Turning to the merits, the Court notes that the state’s position is not that “opening the door” is itself an exception to the Confrontation clause. Rather, the state argues that the door-opening rule followed in New York is a procedural doctrine analogous to forfeiture: that Hemphill’s introduction of evidence that Morris possessed a 9mm was “the equivalent of failing to object” to the state’s introduction of barred evidence that he possessed a .357. (Slip op at 9).

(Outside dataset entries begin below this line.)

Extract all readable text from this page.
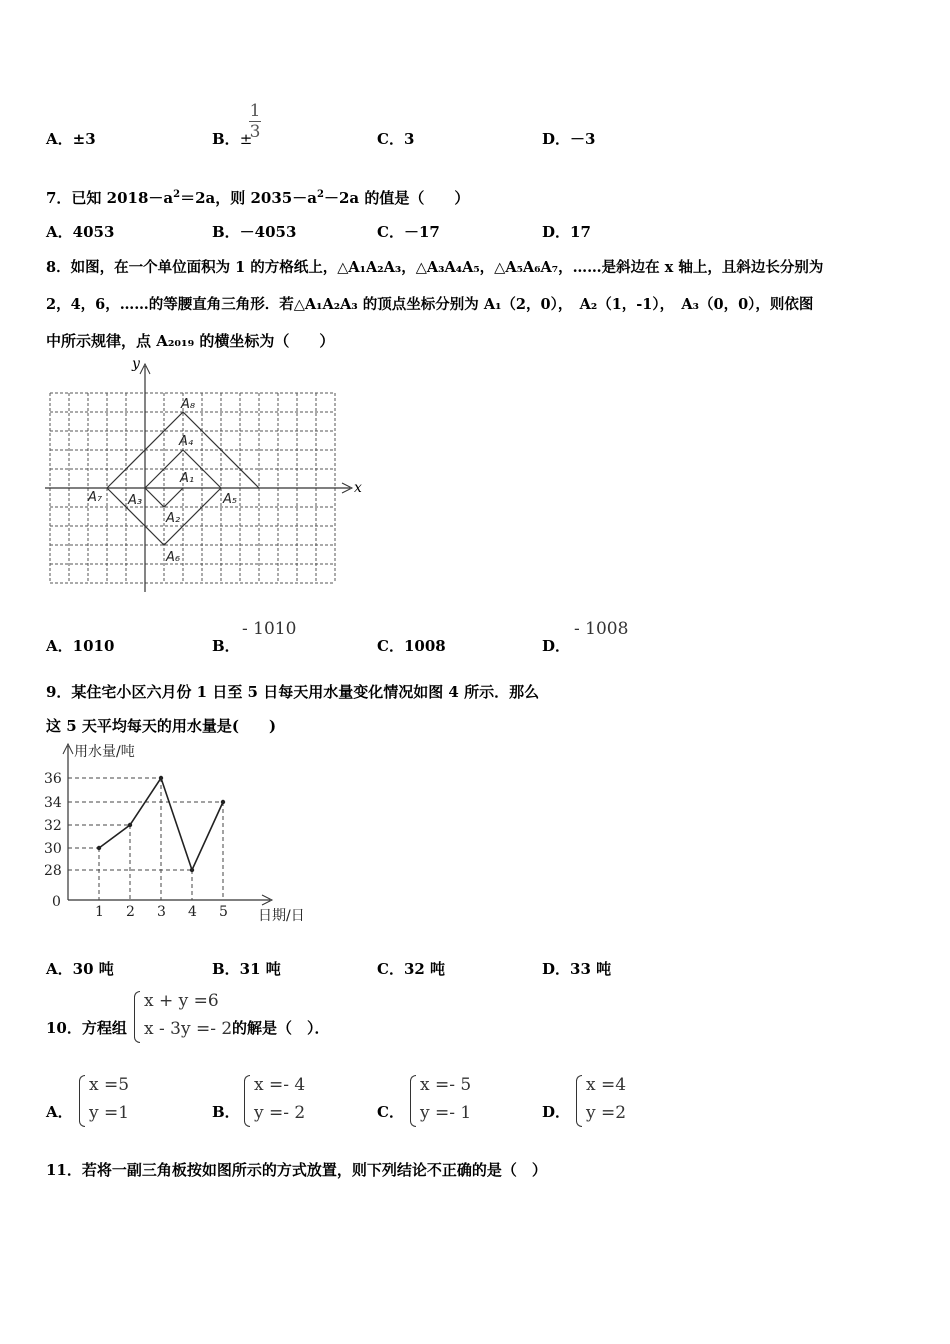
A．±3	B．±
1
3	C．3	D．－3
7．已知 $2018-a^2=2a$，则 $2035-a^2-2a$ 的值是（　　）
A．4053	B．－4053	C．－17	D．17
8．如图，在一个单位面积为 1 的方格纸上，△A₁A₂A₃，△A₃A₄A₅，△A₅A₆A₇，……是斜边在 x 轴上，且斜边长分别为
2，4，6，……的等腰直角三角形．若△A₁A₂A₃ 的顶点坐标分别为 A₁（2，0），　A₂（1，-1），　A₃（0，0），则依图
中所示规律，点 A₂₀₁₉ 的横坐标为（　　）
x
y
A₁
A₂
A₃
A₄
A₅
A₆
A₇
A₈
A．1010	B．
- 1010
C．1008	D．
- 1008
9．某住宅小区六月份 1 日至 5 日每天用水量变化情况如图 4 所示．那么
这 5 天平均每天的用水量是(　　)
用水量/吨
日期/日
0
28
30
32
34
36
1 2 3 4 5
A．30 吨	B．31 吨	C．32 吨	D．33 吨
10．方程组
x + y =6
x - 3y =- 2 的解是（　）．
A．
x =5
y =1	B．
x =- 4
y =- 2	C．
x =- 5
y =- 1	D．
x =4
y =2
11．若将一副三角板按如图所示的方式放置，则下列结论不正确的是（　）
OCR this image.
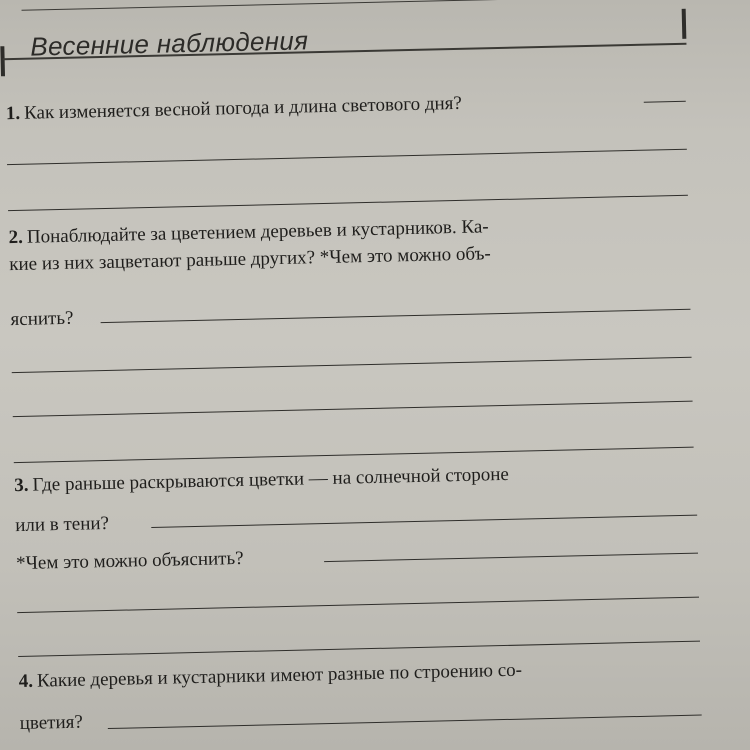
Весенние наблюдения
1. Как изменяется весной погода и длина светового дня?
2. Понаблюдайте за цветением деревьев и кустарников. Ка-
кие из них зацветают раньше других? *Чем это можно объ-
яснить?
3. Где раньше раскрываются цветки — на солнечной стороне
или в тени?
*Чем это можно объяснить?
4. Какие деревья и кустарники имеют разные по строению со-
цветия?
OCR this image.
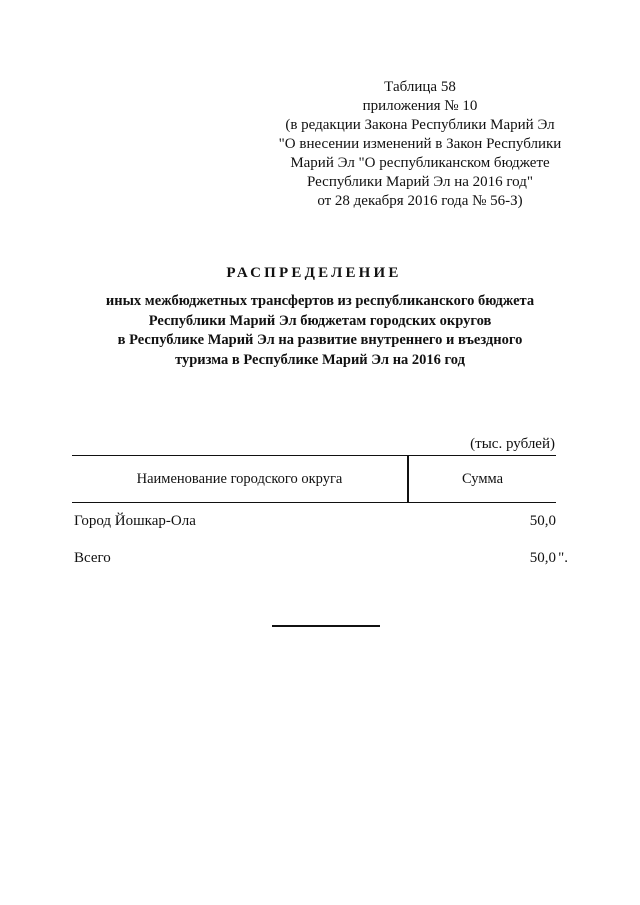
Таблица 58
приложения № 10
(в редакции Закона Республики Марий Эл
"О внесении изменений в Закон Республики
Марий Эл "О республиканском бюджете
Республики Марий Эл на 2016 год"
от 28 декабря 2016 года № 56-З)
РАСПРЕДЕЛЕНИЕ
иных межбюджетных трансфертов из республиканского бюджета
Республики Марий Эл бюджетам городских округов
в Республике Марий Эл на развитие внутреннего и въездного
туризма в Республике Марий Эл на 2016 год
(тыс. рублей)
Наименование городского округа	Сумма
Город Йошкар-Ола	50,0
Всего	50,0 ".
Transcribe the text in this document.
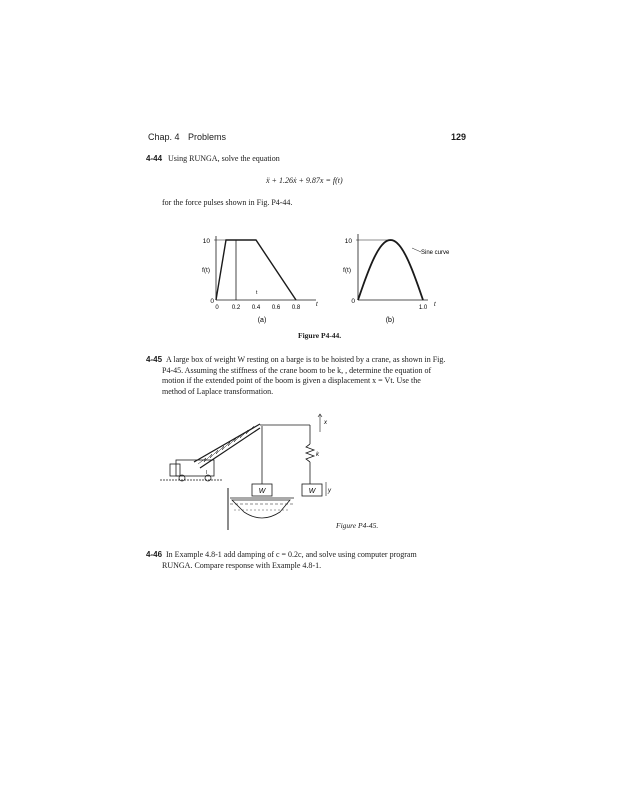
Chap. 4 Problems	129
4-44 Using RUNGA, solve the equation
ẍ + 1.26ẋ + 9.87x = f(t)
for the force pulses shown in Fig. P4-44.
10
f(t)
0
t
0 0.2 0.4 0.6 0.8	t
(a)
10
f(t)
0
1.0 t
(b)
Sine curve
Figure P4-44.
4-45 A large box of weight W resting on a barge is to be hoisted by a crane, as shown in Fig.
P4-45. Assuming the stiffness of the crane boom to be k, , determine the equation of
motion if the extended point of the boom is given a displacement x = Vt. Use the
method of Laplace transformation.
W	W
x
y
k
l
Figure P4-45.
4-46 In Example 4.8-1 add damping of c = 0.2c, and solve using computer program
RUNGA. Compare response with Example 4.8-1.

The Court doesn’t buy it. It allows that states are free to adopt reasonable procedural rules establishing what a defendant must do to claim the confrontation right: for example, lodge a contemporaneous objection to violations. But the Court views “opening the door” as a rule of evidence: it makes some otherwise-excludable evidence admissible regardless of confrontation violations. (Slip op at 10). Per the Court, permitting rules like New York’s
would negate Crawford’s emphatic rejection of the reliability-based approach of Ohio v. Roberts. If Crawford stands for anything, it is that the history, text, and purpose of the Confrontation Clause bar judges from substituting their own determinations of reliability for the method the Constitution guarantees. The Clause “commands, not that evidence be reliable, but that reliability be assessed in a particular manner: by testing in the crucible of cross-examination.” Crawford, 541 U. S., at 61…. [T]he role of the trial judge is not, for Confrontation Clause purposes, to weigh the reliability or credibility of testimonial hearsay evidence; it is to ensure that the Constitution’s procedures for testing the reliability of that evidence are followed.
The trial court here violated this principle by admitting unconfronted, testimonial hearsay against Hemphill simply because the judge deemed his presentation to have created a misleading impression that the testimonial hearsay was reasonably necessary to correct. For Confrontation Clause purposes, it was not for the judge to determine whether Hemphill’s theory that Morris was the shooter was unreliable, incredible, or otherwise misleading in light of the State’s proffered, unconfronted plea evidence. Nor, under the Clause, was it the judge’s role to decide that this evidence was reasonably necessary to correct that misleading impression. Such inquiries are antithetical to the Confrontation Clause.
(Slip op. at 11-12).
The Court reserves the question of whether another evidentiary concept–the rule of completeness–might permit the state to introduce otherwise confrontation-barred evidence in a different case. Justice Alito, joined by Kavanaugh, concurs to say that it should: that a defendant who has introduced parts of a statement ought not be able to object if the prosecution wishes to introduce other parts of that same statement. Justice Thomas dissents, arguing that Hemphill didn’t adequately present his claim to the state court, and that the Supreme Court thus lacks jurisdiction.
As we’ve noted elsewhere, the state (of Wisconsin) has recently asked our own supreme court to hold that a defendant “opened the door” to admission of a DNA report from a non-testifying expert. This decision should shut that argument down (though there are other issues in the case).